The game is superbly presented. A great title page gives way to a bogglingly original options screen: several menus scroll busily in simultaneous windows - a marvellous effect. Once you've read through that lot you can enter the game itself. You've got quite a straightforward task in concept, but it's difficult to execute.

As space-suited Zub, you appear on a planet surface and can walk left and right, and jump. Zub is nicely animated and the screen scrolls with him wherever you go. If you go too far left or right you run into a forcefield, blocking your way and draining your energy.


Above the ground are platforms just big enough to stand on - you can jump up on to one. Crouching down, you can then move the platform until it is underneath another or.e and leap up to it. Carry on doing that until high enough to be transported off the planet.

There is always more than one tele-porter platform, though; you'll have to experiment to find out which takes you where. You arrive on the surface of the new planet and have to make your way up to the teleporter again.

Your progress into the air doesn't go unhindered: security droids patrol each planet. These come down from above the teleporters and home in on you. They drain your energy when they touch you and try to knock you off the platforms. Energy drain is shown by an enlarged Zub at the side of the screen, which gradually turns into a skeleton - very tasteful.


A droia can be shot but it is immediately replaced by another, which will head down toward you. Bumping into forcefields can also cause you to fall off the platforms: you plummet until landing on another platform or the planet. This doesn't cost you energy, but it means a long way to go back up.

Sometimes after teleporting you get the chance to regain some power by collecting power pills. These can sustain you through long games.

Planets are all basically the same. They just appear in different colours and with a different droid. This means that despite the excellent presentation the game lacks in variety.

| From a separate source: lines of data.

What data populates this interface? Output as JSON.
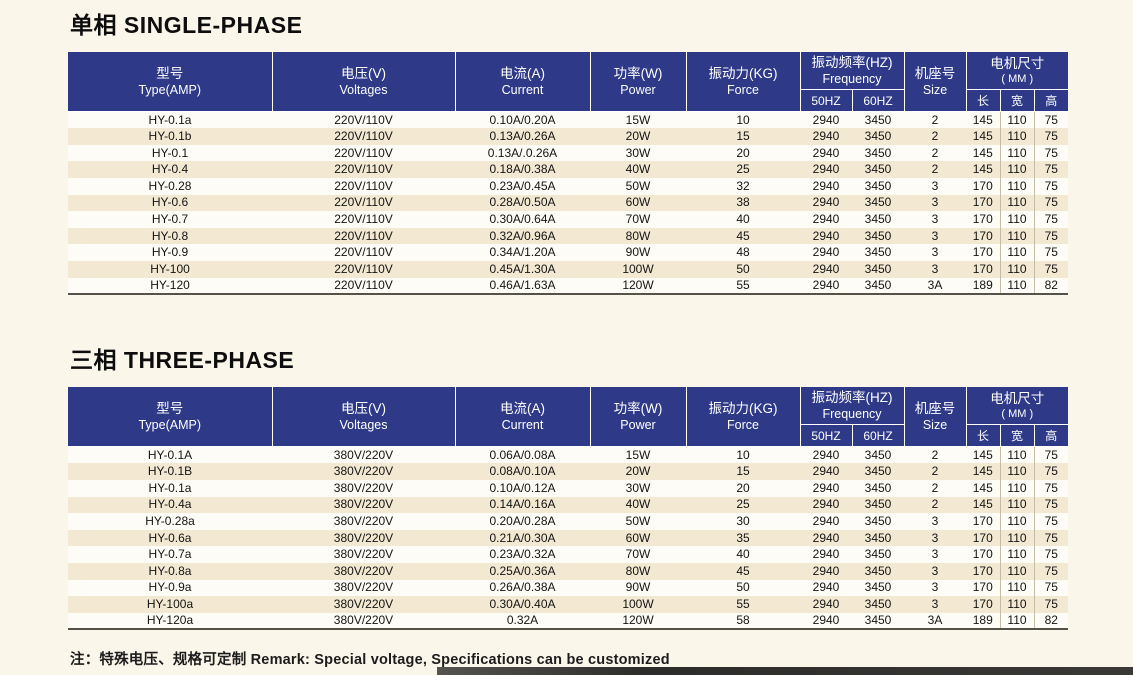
{
  "columns": {
    "type": {
      "cn": "型号",
      "en": "Type(AMP)"
    },
    "voltage": {
      "cn": "电压(V)",
      "en": "Voltages"
    },
    "current": {
      "cn": "电流(A)",
      "en": "Current"
    },
    "power": {
      "cn": "功率(W)",
      "en": "Power"
    },
    "force": {
      "cn": "振动力(KG)",
      "en": "Force"
    },
    "frequency": {
      "cn": "振动频率(HZ)",
      "en": "Frequency",
      "sub": [
        "50HZ",
        "60HZ"
      ]
    },
    "size": {
      "cn": "机座号",
      "en": "Size"
    },
    "dimensions": {
      "cn": "电机尺寸",
      "en": "( MM )",
      "sub": [
        "长",
        "宽",
        "高"
      ]
    }
  },
  "tables": [
    {
      "title": "单相 SINGLE-PHASE",
      "rows": [
        [
          "HY-0.1a",
          "220V/110V",
          "0.10A/0.20A",
          "15W",
          "10",
          "2940",
          "3450",
          "2",
          "145",
          "110",
          "75"
        ],
        [
          "HY-0.1b",
          "220V/110V",
          "0.13A/0.26A",
          "20W",
          "15",
          "2940",
          "3450",
          "2",
          "145",
          "110",
          "75"
        ],
        [
          "HY-0.1",
          "220V/110V",
          "0.13A/.0.26A",
          "30W",
          "20",
          "2940",
          "3450",
          "2",
          "145",
          "110",
          "75"
        ],
        [
          "HY-0.4",
          "220V/110V",
          "0.18A/0.38A",
          "40W",
          "25",
          "2940",
          "3450",
          "2",
          "145",
          "110",
          "75"
        ],
        [
          "HY-0.28",
          "220V/110V",
          "0.23A/0.45A",
          "50W",
          "32",
          "2940",
          "3450",
          "3",
          "170",
          "110",
          "75"
        ],
        [
          "HY-0.6",
          "220V/110V",
          "0.28A/0.50A",
          "60W",
          "38",
          "2940",
          "3450",
          "3",
          "170",
          "110",
          "75"
        ],
        [
          "HY-0.7",
          "220V/110V",
          "0.30A/0.64A",
          "70W",
          "40",
          "2940",
          "3450",
          "3",
          "170",
          "110",
          "75"
        ],
        [
          "HY-0.8",
          "220V/110V",
          "0.32A/0.96A",
          "80W",
          "45",
          "2940",
          "3450",
          "3",
          "170",
          "110",
          "75"
        ],
        [
          "HY-0.9",
          "220V/110V",
          "0.34A/1.20A",
          "90W",
          "48",
          "2940",
          "3450",
          "3",
          "170",
          "110",
          "75"
        ],
        [
          "HY-100",
          "220V/110V",
          "0.45A/1.30A",
          "100W",
          "50",
          "2940",
          "3450",
          "3",
          "170",
          "110",
          "75"
        ],
        [
          "HY-120",
          "220V/110V",
          "0.46A/1.63A",
          "120W",
          "55",
          "2940",
          "3450",
          "3A",
          "189",
          "110",
          "82"
        ]
      ]
    },
    {
      "title": "三相 THREE-PHASE",
      "rows": [
        [
          "HY-0.1A",
          "380V/220V",
          "0.06A/0.08A",
          "15W",
          "10",
          "2940",
          "3450",
          "2",
          "145",
          "110",
          "75"
        ],
        [
          "HY-0.1B",
          "380V/220V",
          "0.08A/0.10A",
          "20W",
          "15",
          "2940",
          "3450",
          "2",
          "145",
          "110",
          "75"
        ],
        [
          "HY-0.1a",
          "380V/220V",
          "0.10A/0.12A",
          "30W",
          "20",
          "2940",
          "3450",
          "2",
          "145",
          "110",
          "75"
        ],
        [
          "HY-0.4a",
          "380V/220V",
          "0.14A/0.16A",
          "40W",
          "25",
          "2940",
          "3450",
          "2",
          "145",
          "110",
          "75"
        ],
        [
          "HY-0.28a",
          "380V/220V",
          "0.20A/0.28A",
          "50W",
          "30",
          "2940",
          "3450",
          "3",
          "170",
          "110",
          "75"
        ],
        [
          "HY-0.6a",
          "380V/220V",
          "0.21A/0.30A",
          "60W",
          "35",
          "2940",
          "3450",
          "3",
          "170",
          "110",
          "75"
        ],
        [
          "HY-0.7a",
          "380V/220V",
          "0.23A/0.32A",
          "70W",
          "40",
          "2940",
          "3450",
          "3",
          "170",
          "110",
          "75"
        ],
        [
          "HY-0.8a",
          "380V/220V",
          "0.25A/0.36A",
          "80W",
          "45",
          "2940",
          "3450",
          "3",
          "170",
          "110",
          "75"
        ],
        [
          "HY-0.9a",
          "380V/220V",
          "0.26A/0.38A",
          "90W",
          "50",
          "2940",
          "3450",
          "3",
          "170",
          "110",
          "75"
        ],
        [
          "HY-100a",
          "380V/220V",
          "0.30A/0.40A",
          "100W",
          "55",
          "2940",
          "3450",
          "3",
          "170",
          "110",
          "75"
        ],
        [
          "HY-120a",
          "380V/220V",
          "0.32A",
          "120W",
          "58",
          "2940",
          "3450",
          "3A",
          "189",
          "110",
          "82"
        ]
      ]
    }
  ],
  "note": "注：特殊电压、规格可定制 Remark: Special voltage, Specifications can be customized",
  "colors": {
    "header_bg": "#2e3a88",
    "row_alt": "#f3e8d2",
    "page_bg": "#fbf6ea"
  }
}
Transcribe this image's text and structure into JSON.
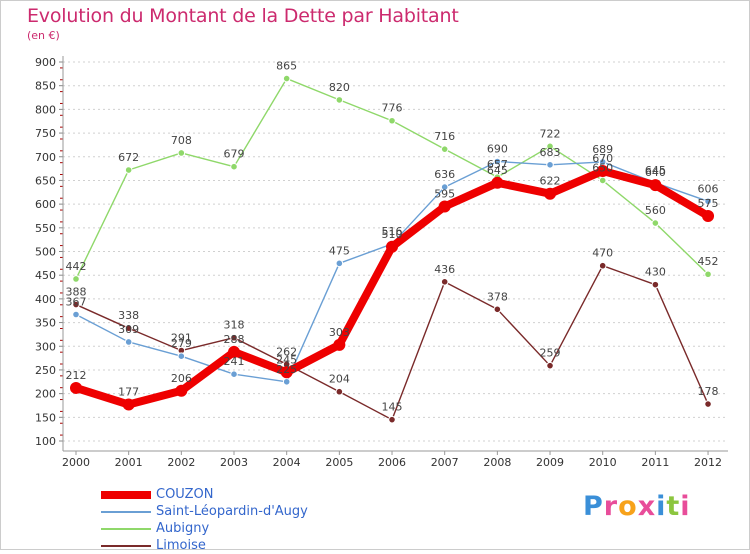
{
  "chart_data": {
    "type": "line",
    "title": "Evolution du Montant de la Dette par Habitant",
    "subtitle": "(en €)",
    "x": [
      2000,
      2001,
      2002,
      2003,
      2004,
      2005,
      2006,
      2007,
      2008,
      2009,
      2010,
      2011,
      2012
    ],
    "x_tick_labels": [
      "2000",
      "2001",
      "2002",
      "2003",
      "2004",
      "2005",
      "2006",
      "2007",
      "2008",
      "2009",
      "2010",
      "2011",
      "2012"
    ],
    "ylim": [
      100,
      900
    ],
    "y_ticks": [
      100,
      150,
      200,
      250,
      300,
      350,
      400,
      450,
      500,
      550,
      600,
      650,
      700,
      750,
      800,
      850,
      900
    ],
    "grid": "horizontal dotted",
    "legend_position": "bottom-left",
    "series": [
      {
        "name": "COUZON",
        "color": "#ee0000",
        "values": [
          212,
          177,
          206,
          288,
          245,
          303,
          510,
          595,
          645,
          622,
          670,
          640,
          575
        ]
      },
      {
        "name": "Saint-Léopardin-d'Augy",
        "color": "#6a9fd4",
        "values": [
          367,
          309,
          279,
          241,
          225,
          475,
          516,
          636,
          690,
          683,
          689,
          645,
          606
        ]
      },
      {
        "name": "Aubigny",
        "color": "#8fd86a",
        "values": [
          442,
          672,
          708,
          679,
          865,
          820,
          776,
          716,
          657,
          722,
          650,
          560,
          452
        ]
      },
      {
        "name": "Limoise",
        "color": "#7a2a2a",
        "values": [
          388,
          338,
          291,
          318,
          262,
          204,
          145,
          436,
          378,
          259,
          470,
          430,
          178
        ]
      }
    ]
  },
  "logo": {
    "text": "Proxiti",
    "letters": [
      {
        "ch": "P",
        "color": "#3a8fd8"
      },
      {
        "ch": "r",
        "color": "#e84d9a"
      },
      {
        "ch": "o",
        "color": "#f7a21b"
      },
      {
        "ch": "x",
        "color": "#e84d9a"
      },
      {
        "ch": "i",
        "color": "#3a8fd8"
      },
      {
        "ch": "t",
        "color": "#8cc63f"
      },
      {
        "ch": "i",
        "color": "#e84d9a"
      }
    ]
  }
}
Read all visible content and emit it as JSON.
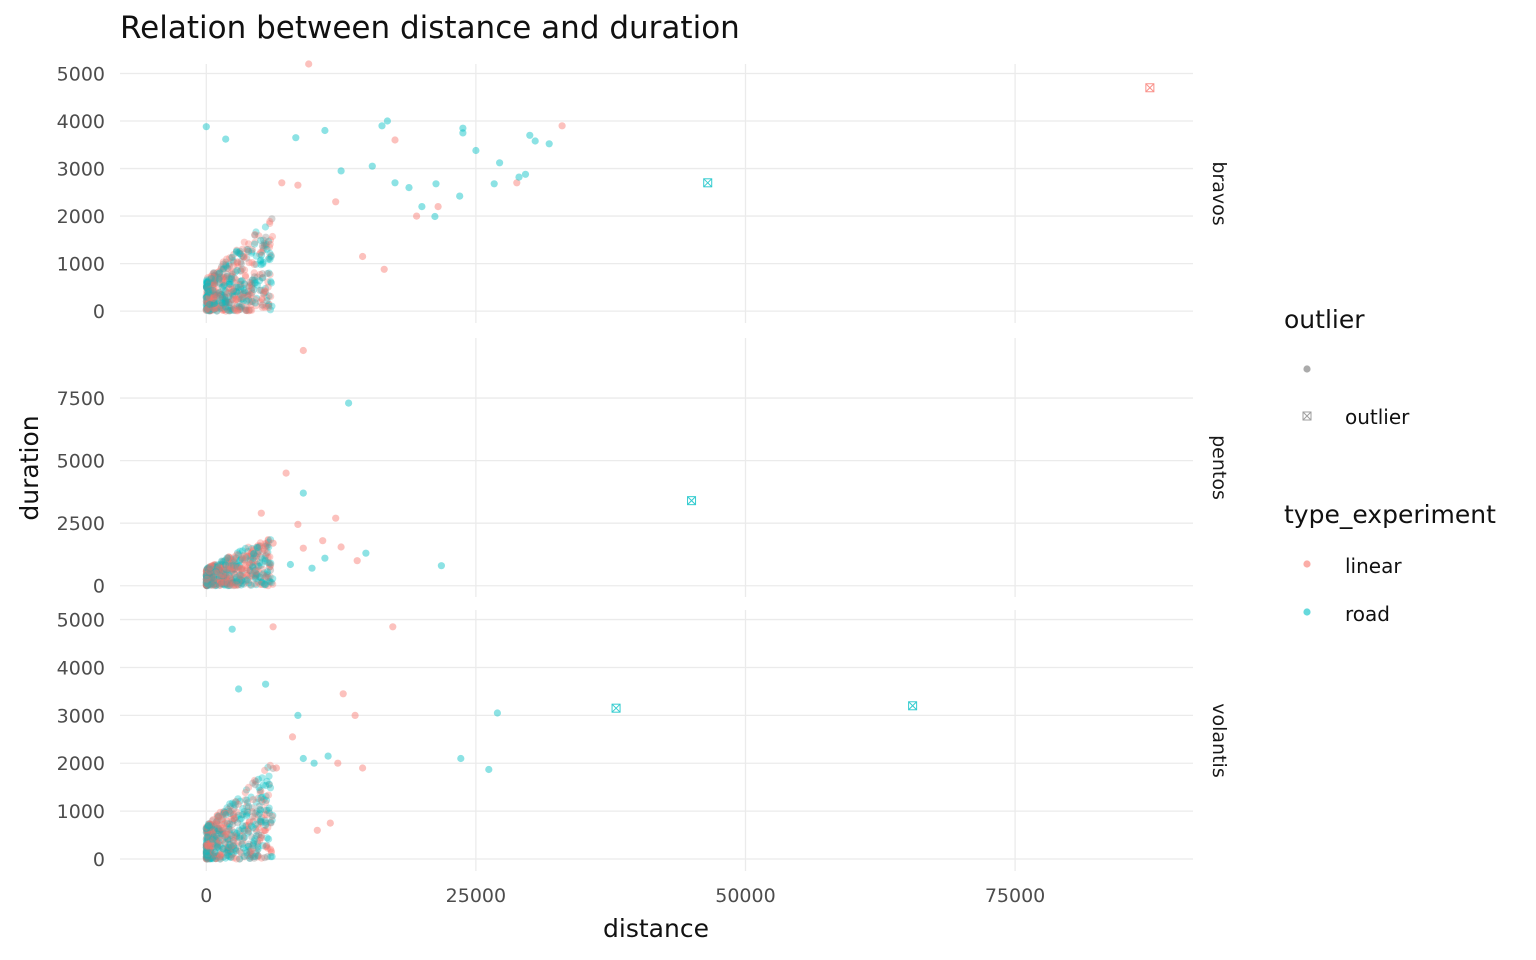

The graphics are good, though there isn't much except Zub and the droids. As for sound, there are two different tunes for the title screen and the game itself, the latter slowing down as you lose energy. Even so you may find them a little too hectic after a while. The gameplay is great fun to start with but you may soon tire of the lack of variety.

Second Opinion

I found this game both highly addictive and very frustrating. No matter how hard I tried, I just couldn't get to level four. Some highly original concepts have been well executed. The melody makes me want to stamp my feet and adds to the overall atmosphere. At only £2 you'll not only stamp your feet, you'll leap sky-high.

First Day Target Score

500 points.

Green Screen View


Splendid choice of colours.

Good News

P. Very well presented.
P. Good music on title screen and game.
P. Lots of fun to start with due to the character, music and task.
P. Quite hard to complete the whole thing.

Bad News

N. Lacks variety.
N. Falling off when near the top and teleporting to the wrong planet can be very frustrating.